Going after what you’re truly passionate about comes with a lot of self-doubts and the potential for failure. Ever wonder why people don’t go after their dreams and feel complacent with their lives? Sure, being a bank teller may give you the steady income you’ve always hoped for but are you excited about the day when you wake up? It’s not easy to chase a dream and finding success in the things you love doing means facing failure — but if you can say you love what you do at the end of the day, isn’t it worth it? Allowing yourself to be vulnerable in the face of adversity will give you the strength to achieve the things you’ve always wanted. Take it from me, yes, I’m pursuing a (maybe part-time) career as a writer and, quite literally, am a full-time doctoral student, but my list of failures is already a mile long at 24.
Whether you choose to show your vulnerable side to those around you or keep it to yourself, you’ll find allowing vulnerability in your life will only make you a better and stronger person. Life isn’t easy, and it comes with a lot of struggle but when you allow yourself to truly examine the things that make you feel your weakest, you’ll find that the solutions to your problems become a lot clearer. To me, true beauty can be found in life’s most turbulent moments, the moments that make you want to give it all up. The most beautiful people know when to ask for help. They know it’s okay to admit to your mistakes and most of all, they know vulnerability is a part of life worth embracing.

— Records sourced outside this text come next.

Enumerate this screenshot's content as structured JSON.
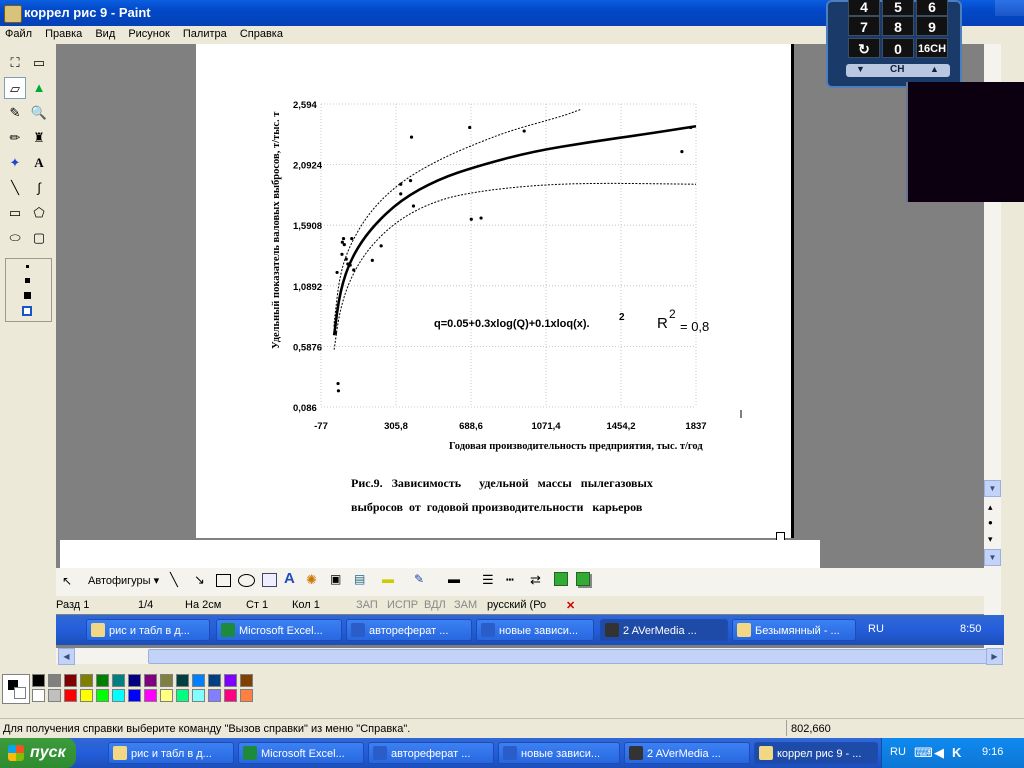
{
  "window": {
    "title": "коррел рис 9 - Paint"
  },
  "menu": [
    "Файл",
    "Правка",
    "Вид",
    "Рисунок",
    "Палитра",
    "Справка"
  ],
  "tools": {
    "free_select": "⛶",
    "rect_select": "▭",
    "eraser": "▱",
    "fill": "▲",
    "picker": "✎",
    "zoom": "🔍",
    "pencil": "✏",
    "brush": "♜",
    "airbrush": "✦",
    "text": "A",
    "line": "╲",
    "curve": "∫",
    "rectangle": "▭",
    "polygon": "⬠",
    "ellipse": "⬭",
    "rounded_rect": "▢"
  },
  "chart_data": {
    "type": "scatter",
    "ylabel": "Удельный показатель валовых выбросов, т/тыс. т",
    "xlabel": "Годовая производительность предприятия, тыс. т/год",
    "xticks": [
      "-77",
      "305,8",
      "688,6",
      "1071,4",
      "1454,2",
      "1837"
    ],
    "yticks": [
      "2,594",
      "2,0924",
      "1,5908",
      "1,0892",
      "0,5876",
      "0,086"
    ],
    "xlim": [
      -77,
      1837
    ],
    "ylim": [
      0.086,
      2.594
    ],
    "formula": "q=0.05+0.3xlog(Q)+0.1xloq(x).",
    "formula_sup": "2",
    "r2_label": "R",
    "r2_sup": "2",
    "r2_value": "= 0,8",
    "points": [
      [
        -5,
        0.76
      ],
      [
        -3,
        0.7
      ],
      [
        5,
        1.2
      ],
      [
        10,
        0.28
      ],
      [
        12,
        0.22
      ],
      [
        30,
        1.35
      ],
      [
        32,
        1.45
      ],
      [
        38,
        1.48
      ],
      [
        42,
        1.43
      ],
      [
        52,
        1.31
      ],
      [
        60,
        1.27
      ],
      [
        72,
        1.26
      ],
      [
        80,
        1.48
      ],
      [
        90,
        1.22
      ],
      [
        185,
        1.3
      ],
      [
        230,
        1.42
      ],
      [
        330,
        1.85
      ],
      [
        330,
        1.93
      ],
      [
        380,
        1.96
      ],
      [
        385,
        2.32
      ],
      [
        395,
        1.75
      ],
      [
        682,
        2.4
      ],
      [
        690,
        1.64
      ],
      [
        740,
        1.65
      ],
      [
        960,
        2.37
      ],
      [
        1765,
        2.2
      ],
      [
        1810,
        2.4
      ]
    ],
    "trend": [
      [
        -10,
        0.68
      ],
      [
        20,
        1.05
      ],
      [
        80,
        1.33
      ],
      [
        180,
        1.57
      ],
      [
        330,
        1.8
      ],
      [
        520,
        1.97
      ],
      [
        720,
        2.08
      ],
      [
        1000,
        2.2
      ],
      [
        1300,
        2.28
      ],
      [
        1600,
        2.35
      ],
      [
        1837,
        2.41
      ]
    ],
    "upper": [
      [
        -10,
        0.78
      ],
      [
        20,
        1.2
      ],
      [
        80,
        1.46
      ],
      [
        180,
        1.72
      ],
      [
        330,
        1.95
      ],
      [
        520,
        2.13
      ],
      [
        720,
        2.27
      ],
      [
        900,
        2.38
      ],
      [
        1150,
        2.49
      ],
      [
        1250,
        2.55
      ]
    ],
    "lower": [
      [
        -10,
        0.56
      ],
      [
        20,
        0.9
      ],
      [
        80,
        1.18
      ],
      [
        180,
        1.43
      ],
      [
        330,
        1.65
      ],
      [
        520,
        1.8
      ],
      [
        720,
        1.87
      ],
      [
        1000,
        1.92
      ],
      [
        1300,
        1.94
      ],
      [
        1837,
        1.93
      ]
    ]
  },
  "caption": {
    "line1": "Рис.9.   Зависимость      удельной   массы   пылегазовых",
    "line2": "выбросов  от  годовой производительности   карьеров"
  },
  "word_toolbar": {
    "autoshapes": "Автофигуры ▾"
  },
  "word_status": {
    "section": "Разд  1",
    "page": "1/4",
    "at": "На  2см",
    "line": "Ст  1",
    "col": "Кол  1",
    "rec": "ЗАП",
    "trk": "ИСПР",
    "ext": "ВДЛ",
    "ovr": "ЗАМ",
    "lang": "русский (Ро"
  },
  "inner_taskbar": {
    "tasks": [
      "рис и табл в д...",
      "Microsoft Excel...",
      "автореферат ...",
      "новые зависи...",
      "2 AVerMedia ...",
      "Безымянный - ..."
    ],
    "lang": "RU",
    "time": "8:50"
  },
  "status_bar": {
    "help": "Для получения справки выберите команду \"Вызов справки\" из меню \"Справка\".",
    "coords": "802,660"
  },
  "taskbar": {
    "start": "пуск",
    "tasks": [
      "рис и табл в д...",
      "Microsoft Excel...",
      "автореферат ...",
      "новые зависи...",
      "2 AVerMedia ...",
      "коррел рис 9 - ..."
    ],
    "lang": "RU",
    "time": "9:16"
  },
  "remote": {
    "row0": [
      "4",
      "5",
      "6"
    ],
    "row1": [
      "7",
      "8",
      "9"
    ],
    "row2": [
      "↻",
      "0",
      "16CH"
    ],
    "ch": "CH"
  },
  "palette": {
    "colors_top": [
      "#000000",
      "#808080",
      "#800000",
      "#808000",
      "#008000",
      "#008080",
      "#000080",
      "#800080",
      "#808040",
      "#004040",
      "#0080ff",
      "#004080",
      "#8000ff",
      "#804000"
    ],
    "colors_bottom": [
      "#ffffff",
      "#c0c0c0",
      "#ff0000",
      "#ffff00",
      "#00ff00",
      "#00ffff",
      "#0000ff",
      "#ff00ff",
      "#ffff80",
      "#00ff80",
      "#80ffff",
      "#8080ff",
      "#ff0080",
      "#ff8040"
    ]
  }
}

For me, it’s all about balance. I am trying my best to open up by accepting my divine feminine energy and possibly witchiness, ensuring my inner spiritual being is in balance, and at peace. I am still trying to release the need to control. I am reminding myself to feel and accept the moment for what it is and with that, acknowledging that some days might be more Yin than Yang. I do trust the timing of my life and I believe that everything will always work out as it should.

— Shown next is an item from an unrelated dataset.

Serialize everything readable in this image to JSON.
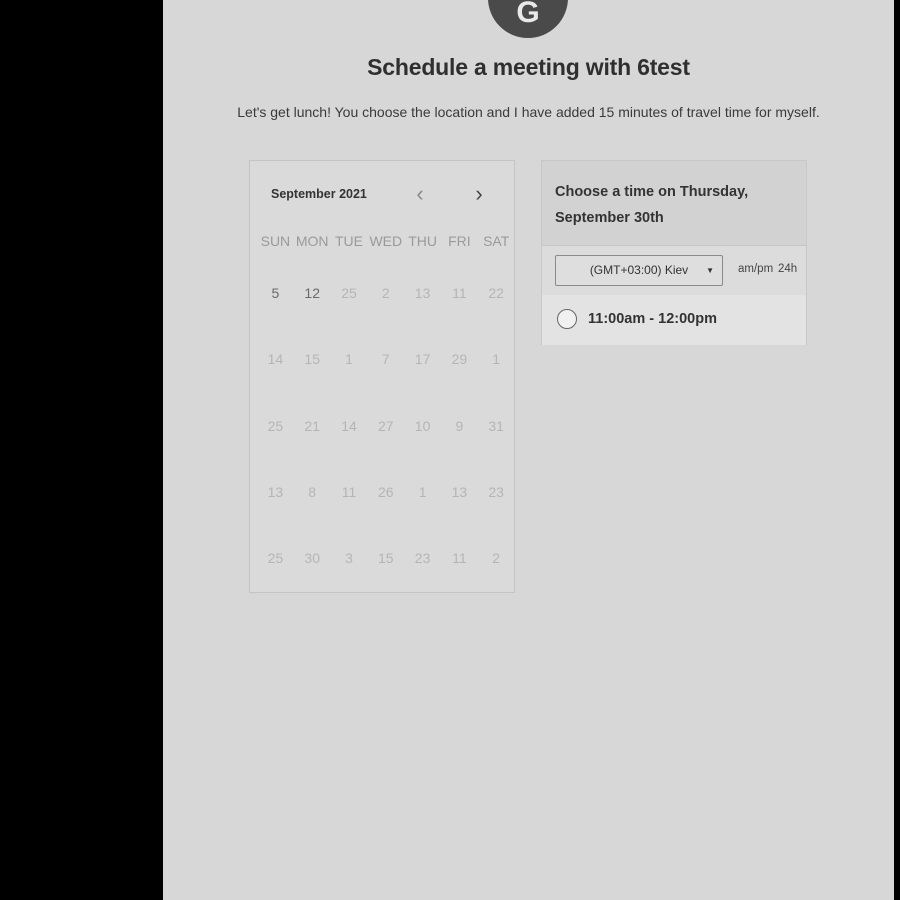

In conclusion, it all comes down to accepting yourself and understanding that perfect doesn’t exist. All you can ever do is give your best and I promise you, that whatever your best is, it’s enough. It's hard and it takes time, but stop worrying about what other people think of you and what their opinions are. Putting yourself out there is truly beautiful even though it can be scary. Rejection is scary, it's a fear we all try to avoid when we think about being vulnerable, but when you let go of thinking of all the bad outcomes, you are opened to new beautiful things that would never have been discovered.

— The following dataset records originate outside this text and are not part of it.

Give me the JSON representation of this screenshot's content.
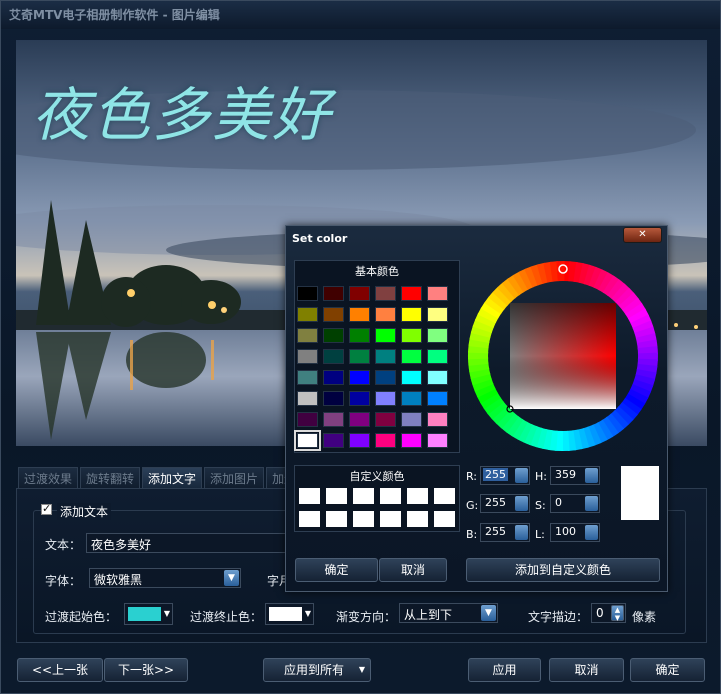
{
  "window": {
    "title": "艾奇MTV电子相册制作软件 - 图片编辑"
  },
  "preview": {
    "overlay_text": "夜色多美好",
    "overlay_color": "#8fe5e6"
  },
  "tabs": [
    "过渡效果",
    "旋转翻转",
    "添加文字",
    "添加图片",
    "加边"
  ],
  "active_tab": "添加文字",
  "text_panel": {
    "enable_label": "添加文本",
    "text_label": "文本：",
    "text_value": "夜色多美好",
    "font_label": "字体：",
    "font_value": "微软雅黑",
    "size_label_partial": "字月",
    "start_color_label": "过渡起始色：",
    "start_color": "#2ad0d0",
    "end_color_label": "过渡终止色：",
    "end_color": "#ffffff",
    "direction_label": "渐变方向：",
    "direction_value": "从上到下",
    "stroke_label": "文字描边：",
    "stroke_value": "0",
    "stroke_unit": "像素"
  },
  "bottom_bar": {
    "prev": "<<上一张",
    "next": "下一张>>",
    "apply_all": "应用到所有",
    "apply": "应用",
    "cancel": "取消",
    "ok": "确定"
  },
  "color_dialog": {
    "title": "Set color",
    "basic_label": "基本颜色",
    "custom_label": "自定义颜色",
    "basic_colors": [
      [
        "#000000",
        "#400000",
        "#800000",
        "#804040",
        "#ff0000",
        "#ff8080"
      ],
      [
        "#808000",
        "#804000",
        "#ff8000",
        "#ff8040",
        "#ffff00",
        "#ffff80"
      ],
      [
        "#808040",
        "#004000",
        "#008000",
        "#00ff00",
        "#80ff00",
        "#80ff80"
      ],
      [
        "#808080",
        "#004040",
        "#008040",
        "#008080",
        "#00ff40",
        "#00ff80"
      ],
      [
        "#408080",
        "#000080",
        "#0000ff",
        "#004080",
        "#00ffff",
        "#80ffff"
      ],
      [
        "#c0c0c0",
        "#000040",
        "#0000a0",
        "#8080ff",
        "#0080c0",
        "#0080ff"
      ],
      [
        "#400040",
        "#804080",
        "#800080",
        "#800040",
        "#8080c0",
        "#ff80c0"
      ],
      [
        "#ffffff",
        "#400080",
        "#8000ff",
        "#ff0080",
        "#ff00ff",
        "#ff80ff"
      ]
    ],
    "custom_colors": [
      "#ffffff",
      "#ffffff",
      "#ffffff",
      "#ffffff",
      "#ffffff",
      "#ffffff",
      "#ffffff",
      "#ffffff",
      "#ffffff",
      "#ffffff",
      "#ffffff",
      "#ffffff"
    ],
    "fields": {
      "r_label": "R:",
      "r": "255",
      "g_label": "G:",
      "g": "255",
      "b_label": "B:",
      "b": "255",
      "h_label": "H:",
      "h": "359",
      "s_label": "S:",
      "s": "0",
      "l_label": "L:",
      "l": "100"
    },
    "selected_color": "#ffffff",
    "ok": "确定",
    "cancel": "取消",
    "add_custom": "添加到自定义颜色"
  }
}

I’ve said it before and I’ll say it again, what people think of you is their business and not yours. My favorite line in ‘Call to Courage’ is "if you are not also in the arena, getting your ass kicked, I’m not interested in your feedback” — Brenè Brown. With that being said, sometimes you don’t need to be in the arena working your fingers to a bone. But if you aren’t, don’t judge the people that are. Vulnerability is the very making of who you are and it is what makes you special. Harness it and use it to propel you forward in the pursuit of your dreams.